I’m not sure, maybe I also read about the possibility that there can also be true duplication of machine code if the same instantiation of a generic is needed in multiple compilation units (so another trade-off to increase compilation speed, presumably), but also maybe I’m misremembering.

3 Likes

We are not talking about machine code here, though, but about debug info. ICF is supposed to remove code duplication, but, of course, debug info couldn't be merged because even if you have one, single function produced from 100 different sources debugger still needs to know about all of these.

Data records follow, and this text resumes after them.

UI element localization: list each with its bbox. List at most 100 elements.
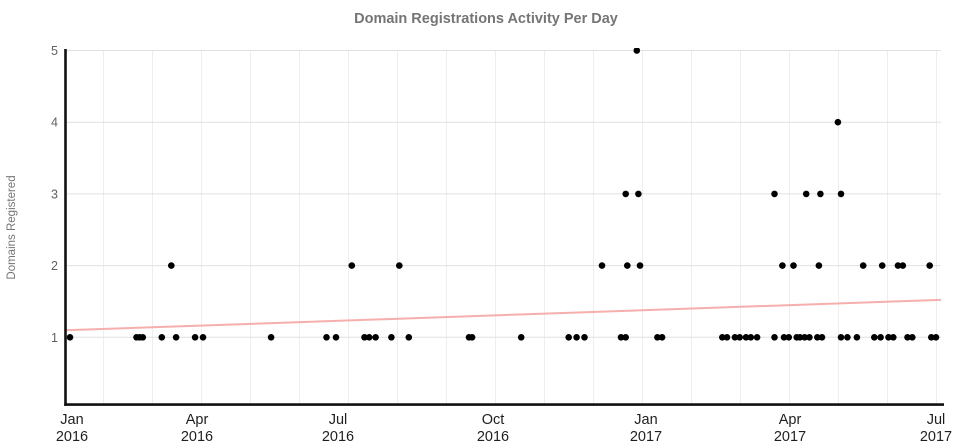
data-point[interactable]	[871, 334, 878, 341]
data-point[interactable]	[818, 334, 826, 341]
data-point[interactable]	[361, 334, 368, 341]
y-axis-title: Domains Registered	[6, 175, 18, 279]
data-point[interactable]	[405, 334, 413, 341]
x-tick-month-label: Oct	[482, 412, 505, 428]
data-point[interactable]	[332, 334, 340, 341]
x-tick-year-label: 2017	[920, 429, 952, 445]
data-point[interactable]	[168, 262, 175, 269]
data-point[interactable]	[199, 334, 207, 341]
x-tick-year-label: 2017	[774, 429, 806, 445]
trend-line-group	[64, 298, 942, 332]
data-point[interactable]	[598, 262, 606, 269]
data-point[interactable]	[747, 334, 755, 341]
data-point[interactable]	[66, 334, 74, 341]
data-point[interactable]	[928, 334, 935, 341]
data-point[interactable]	[172, 334, 180, 341]
data-point[interactable]	[802, 190, 810, 198]
data-point[interactable]	[771, 190, 778, 198]
data-point[interactable]	[396, 262, 403, 269]
data-point[interactable]	[853, 334, 861, 341]
data-point[interactable]	[899, 262, 907, 269]
data-point[interactable]	[323, 334, 330, 341]
data-point[interactable]	[753, 334, 761, 341]
data-point[interactable]	[191, 334, 199, 341]
data-point[interactable]	[779, 262, 786, 269]
data-point[interactable]	[742, 334, 750, 341]
data-point[interactable]	[771, 334, 778, 341]
data-point[interactable]	[806, 334, 813, 341]
data-point[interactable]	[468, 334, 476, 341]
data-point[interactable]	[388, 334, 395, 341]
data-point[interactable]	[658, 334, 666, 341]
y-tick-label: 1	[51, 331, 58, 345]
data-point[interactable]	[654, 334, 661, 341]
data-point[interactable]	[633, 47, 641, 54]
data-point[interactable]	[267, 334, 275, 341]
data-point[interactable]	[635, 190, 642, 198]
data-point[interactable]	[622, 334, 629, 341]
data-points	[66, 47, 940, 341]
y-tick-label: 4	[51, 116, 58, 130]
data-point[interactable]	[796, 334, 804, 341]
data-point[interactable]	[815, 262, 823, 269]
data-point[interactable]	[365, 334, 373, 341]
data-point[interactable]	[844, 334, 851, 341]
x-tick-month-label: Jul	[927, 412, 946, 428]
data-point[interactable]	[624, 262, 631, 269]
y-tick-label: 3	[51, 187, 58, 201]
x-tick-month-label: Apr	[186, 412, 209, 428]
data-point[interactable]	[573, 334, 580, 341]
data-point[interactable]	[817, 190, 824, 198]
x-tick-month-label: Jan	[634, 412, 657, 428]
data-point[interactable]	[894, 262, 902, 269]
data-point[interactable]	[877, 334, 884, 341]
axes	[64, 49, 944, 406]
data-point[interactable]	[617, 334, 625, 341]
x-tick-month-label: Apr	[779, 412, 802, 428]
data-point[interactable]	[926, 262, 933, 269]
data-point[interactable]	[581, 334, 588, 341]
data-point[interactable]	[517, 334, 525, 341]
data-point[interactable]	[139, 334, 147, 341]
x-tick-month-label: Jan	[60, 412, 83, 428]
data-point[interactable]	[834, 118, 842, 126]
x-tick-year-label: 2016	[477, 429, 509, 445]
x-tick-year-label: 2017	[630, 429, 662, 445]
data-point[interactable]	[622, 190, 629, 198]
data-point[interactable]	[158, 334, 166, 341]
data-point[interactable]	[801, 334, 808, 341]
trend-line	[64, 298, 942, 332]
data-point[interactable]	[719, 334, 726, 341]
x-tick-year-label: 2016	[322, 429, 354, 445]
x-tick-labels: Jan2016Apr2016Jul2016Oct2016Jan2017Apr20…	[56, 412, 952, 445]
chart-title: Domain Registrations Activity Per Day	[354, 11, 618, 27]
x-tick-year-label: 2016	[181, 429, 213, 445]
y-tick-label: 5	[51, 44, 58, 58]
y-tick-labels: 1 2 3 4 5	[51, 44, 58, 345]
data-point[interactable]	[636, 262, 644, 269]
data-point[interactable]	[878, 262, 886, 269]
data-point[interactable]	[909, 334, 916, 341]
data-point[interactable]	[890, 334, 897, 341]
data-point[interactable]	[904, 334, 911, 341]
data-point[interactable]	[790, 262, 797, 269]
data-point[interactable]	[885, 334, 892, 341]
x-tick-month-label: Jul	[329, 412, 348, 428]
data-point[interactable]	[565, 334, 572, 341]
data-point[interactable]	[785, 334, 793, 341]
data-point[interactable]	[814, 334, 821, 341]
data-point[interactable]	[780, 334, 788, 341]
data-point[interactable]	[736, 334, 743, 341]
data-point[interactable]	[731, 334, 739, 341]
data-point[interactable]	[837, 334, 845, 341]
data-point[interactable]	[837, 190, 845, 198]
data-point[interactable]	[723, 334, 731, 341]
vertical-gridlines	[103, 50, 937, 405]
data-point[interactable]	[932, 334, 940, 341]
data-point[interactable]	[859, 262, 867, 269]
data-point[interactable]	[372, 334, 379, 341]
data-point[interactable]	[348, 262, 356, 269]
horizontal-gridlines	[65, 50, 941, 338]
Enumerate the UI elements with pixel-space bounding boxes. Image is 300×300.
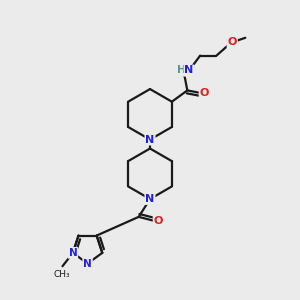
Text: H: H: [177, 65, 186, 76]
Text: O: O: [227, 37, 237, 47]
Text: N: N: [146, 194, 154, 204]
Text: N: N: [184, 65, 194, 76]
Text: N: N: [68, 248, 77, 258]
Text: O: O: [154, 216, 163, 226]
Text: N: N: [146, 135, 154, 145]
Text: N: N: [83, 259, 92, 269]
Text: CH₃: CH₃: [54, 270, 70, 279]
Text: O: O: [200, 88, 209, 98]
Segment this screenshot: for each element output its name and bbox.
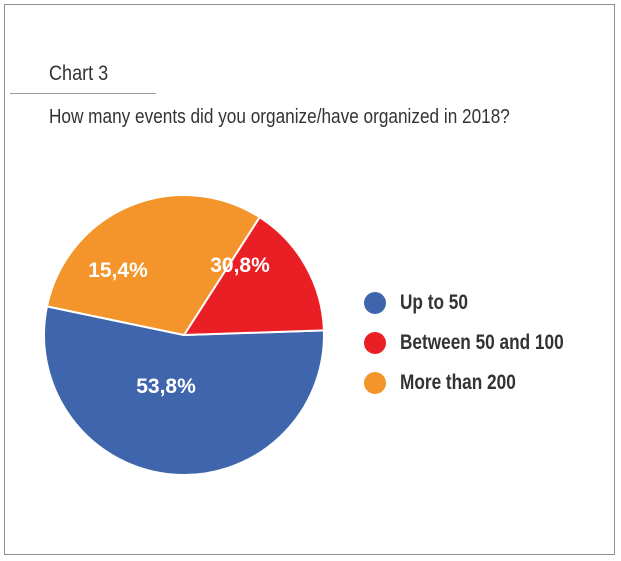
chart-question: How many events did you organize/have or… <box>49 106 510 128</box>
legend-swatch <box>364 292 386 314</box>
pie-slice-3 <box>45 194 261 337</box>
pie-slice-1 <box>43 305 325 476</box>
pie-slice-label-1: 53,8% <box>136 375 196 398</box>
pie-slice-label-2: 15,4% <box>88 259 148 282</box>
legend-swatch <box>364 332 386 354</box>
legend-label: Up to 50 <box>400 291 468 314</box>
legend-item-more-than-200: More than 200 <box>364 363 600 403</box>
chart-number: Chart 3 <box>49 62 109 85</box>
legend: Up to 50 Between 50 and 100 More than 20… <box>364 283 600 403</box>
pie-slice-2 <box>182 215 325 337</box>
legend-label: More than 200 <box>400 371 516 394</box>
legend-swatch <box>364 372 386 394</box>
legend-item-up-to-50: Up to 50 <box>364 283 600 323</box>
legend-label: Between 50 and 100 <box>400 331 564 354</box>
title-divider <box>10 93 156 94</box>
pie-slice-label-3: 30,8% <box>210 254 270 277</box>
legend-item-between-50-and-100: Between 50 and 100 <box>364 323 600 363</box>
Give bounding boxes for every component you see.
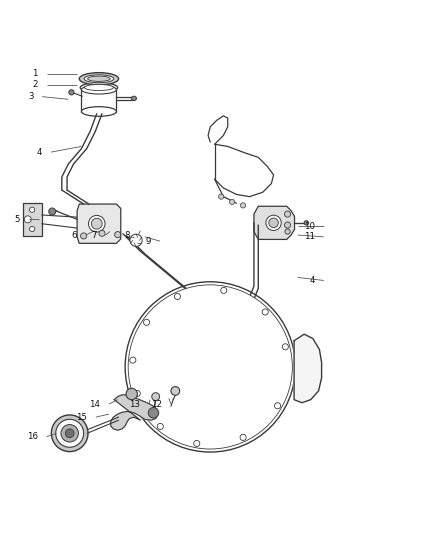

And I'm not even sure ICF is supposed to be enabled for debug builds at all! It's nice idea to remove code duplication in a release build, but for debug build I'm not even sure it's desirable.

1 Like

Is that causing a problem? Slow to load under a debugger? Setting breakpoints takes more than the blink of an eye?

Mainly because I put binary transfer on the development environment will consume me a lot of time. I vaguely remember a long time ago that the build wasn't this big.

I can configure to remove debugging information in Cargo.toml, but I feel that removing debugging information does not conform to the semantics of the debug tagert.